Bir bölümü de plajın biraz gözden uzak kıyı köşe ne kadar yeri varsa oralara koşturuyor, çökecek bir yer bulamayanlar soluğu denizde alıyorlardı. Aralarında Talat beyin öğle yemeği olarak verdiği köfte ekmekleri yiyen Ayı Celal ve adamları da vardı...
Odasından fırlayan Talat bey önce ne olduğunu anlamadı. Ama ‘‘Sen milleti zehirleyip öldürecek misin ulan?'' diye bir iki kişi yakasına yapışınca, durumu kavrayıp yerinden fırladı. Büfeye doğru koştu.
Tilt Mahmut büfede yoktu. Az önce gitmişti. Talat bey olduğu yerde yığıldı kaldı.
Kavga falan hep numara idi. Yavuz büfeyi kendilerine vermeyen Talat beyden intikam almak için bu dümeni çevirmiş, Tilt Mahmut'u plajın büfesine yerleştirmişti. Sonra gidip eczaneden 5 tüp müshil ilacı almışlardı. Mahmut da bunları ezip o günkü köftenin kıymasına karıştırmıştı.

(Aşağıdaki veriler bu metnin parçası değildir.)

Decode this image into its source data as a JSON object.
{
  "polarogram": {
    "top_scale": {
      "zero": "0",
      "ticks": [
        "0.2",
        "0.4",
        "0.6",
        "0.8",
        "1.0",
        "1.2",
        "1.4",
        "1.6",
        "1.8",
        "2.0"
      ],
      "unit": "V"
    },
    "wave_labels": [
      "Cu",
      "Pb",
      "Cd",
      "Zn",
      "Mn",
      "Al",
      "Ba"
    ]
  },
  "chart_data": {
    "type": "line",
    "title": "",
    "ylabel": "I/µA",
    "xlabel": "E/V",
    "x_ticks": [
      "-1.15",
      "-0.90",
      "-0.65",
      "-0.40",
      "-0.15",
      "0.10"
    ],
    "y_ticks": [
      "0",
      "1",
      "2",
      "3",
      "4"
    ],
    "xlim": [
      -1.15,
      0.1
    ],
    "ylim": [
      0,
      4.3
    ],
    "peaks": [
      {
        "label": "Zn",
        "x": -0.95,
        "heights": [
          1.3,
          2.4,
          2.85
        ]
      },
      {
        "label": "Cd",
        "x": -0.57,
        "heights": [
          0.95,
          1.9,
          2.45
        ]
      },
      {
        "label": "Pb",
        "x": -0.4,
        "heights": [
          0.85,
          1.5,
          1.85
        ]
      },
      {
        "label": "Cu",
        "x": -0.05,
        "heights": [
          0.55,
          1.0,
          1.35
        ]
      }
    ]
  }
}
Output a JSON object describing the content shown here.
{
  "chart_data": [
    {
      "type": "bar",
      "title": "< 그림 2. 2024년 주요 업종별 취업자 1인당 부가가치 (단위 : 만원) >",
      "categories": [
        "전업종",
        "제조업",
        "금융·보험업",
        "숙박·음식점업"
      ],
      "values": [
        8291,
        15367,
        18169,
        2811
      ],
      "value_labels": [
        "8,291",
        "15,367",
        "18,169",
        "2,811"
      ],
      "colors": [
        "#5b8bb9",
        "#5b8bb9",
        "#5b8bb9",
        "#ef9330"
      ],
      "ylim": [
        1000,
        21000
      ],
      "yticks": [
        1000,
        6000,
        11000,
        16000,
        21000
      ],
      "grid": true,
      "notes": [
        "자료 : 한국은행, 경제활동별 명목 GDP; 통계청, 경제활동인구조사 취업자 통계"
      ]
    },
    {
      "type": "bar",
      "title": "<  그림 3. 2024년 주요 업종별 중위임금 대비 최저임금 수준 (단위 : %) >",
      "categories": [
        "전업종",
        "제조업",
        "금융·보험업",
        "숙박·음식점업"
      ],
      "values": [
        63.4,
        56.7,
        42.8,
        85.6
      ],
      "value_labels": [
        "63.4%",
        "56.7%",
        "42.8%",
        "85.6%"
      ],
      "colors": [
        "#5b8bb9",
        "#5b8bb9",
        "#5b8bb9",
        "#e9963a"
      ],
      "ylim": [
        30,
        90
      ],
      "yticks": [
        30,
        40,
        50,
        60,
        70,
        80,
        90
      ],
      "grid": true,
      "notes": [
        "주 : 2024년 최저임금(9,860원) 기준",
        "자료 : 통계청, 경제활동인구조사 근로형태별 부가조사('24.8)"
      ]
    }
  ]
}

Polisler Piç Yavuz, Camgöz Taci ve Tilt Mahmut'u iki gün sonra bir akşam üstü iskelenin yanındaki Kürt Hasan'ın kahvesinde yakaladılar. Doğruca karakola başkomiser Fazıl'a götürdüler.
Az sonra karakola Talat bey de geldi. Mahmut'un üzerine atlamak istedi, ama polisler engel oldular.
Başkomiser Fazıl bizimkilere iyi bir zılgıt çektikten sonra:
‘‘Bu defalık sizi gece yatısına alıkoymayacağım...'' dedi.
Sonra çekmecesini açtı... İki kutu müshil hapı çıkardı.
‘‘Yalnız şimdi gözümün önünde bu haplardan onar tane içeceksiniz.''
***
Yavuz ve takımı piyasaya ancak bir hafta sonra çıktılar. Avurtları çökmüş, suratları bembeyaz olmuştu.
Bu arada Salacak Plajı'na gelenler, uzun süre büfeye yanaşmadılar. Yemeklerini sandviçlerini beraberlerinde dışarıdan getirdiler.